A consagração, todavia, despontou em cenário de contestação. “Manas”, impulsionado pela chancela de Sean Penn enquanto produtor executivo e pela aura conferida a uma exibição em Los Angeles que reuniu figuras de proa como Julia Roberts e membros da Academia, surgia como favorito alternativo. A campanha, reforçada por manifestos subscritos por dirigentes de grandes corporações (da Magazine Luiza à Vale, passando pelo LinkedIn), conferiu à disputa um contorno que transcendeu a esfera artística, insinuando-se no domínio da geopolítica cultural e do capital simbólico.
Nas redes sociais, o veredicto desencadeou uma torrente de reacções. A hashtag #OAgenteSecretoNoOscar emergiu como signo de celebração, mas também de contestação, com internautas aplaudindo a escolha e, simultaneamente, criticando o que consideraram um “lobby milionário” em torno de “Manas”.
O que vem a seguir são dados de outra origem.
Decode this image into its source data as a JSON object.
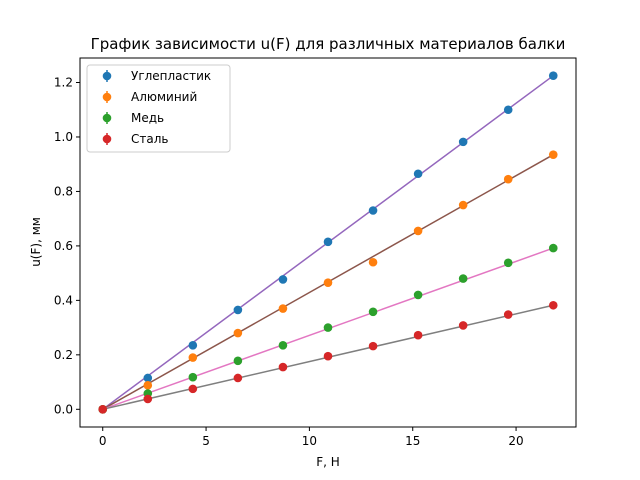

Entre os episódios mais emblemáticos, destacou-se a posição de Fernanda Torres: após ter elogiado o envolvimento de Penn no filme rival, a actriz viu-se fustigada por críticas e respondeu reiterando que a sua intenção jamais fora militar contra qualquer dos concorrentes, mas apenas reconhecer a importância do gesto.
A decisão, por fim, inscreve “O Agente Secreto” na disputa internacional, num movimento que ecoa o feito histórico de “Ainda Estou Aqui”, primeira obra brasileira a conquistar a estatueta. Mais do que a simples confirmação de um favorito, este episódio expõe a intrincada teia de legitimidades e interesses que hoje molda o campo do cinema mundial, onde arte, indústria e política se encontram num palco comum.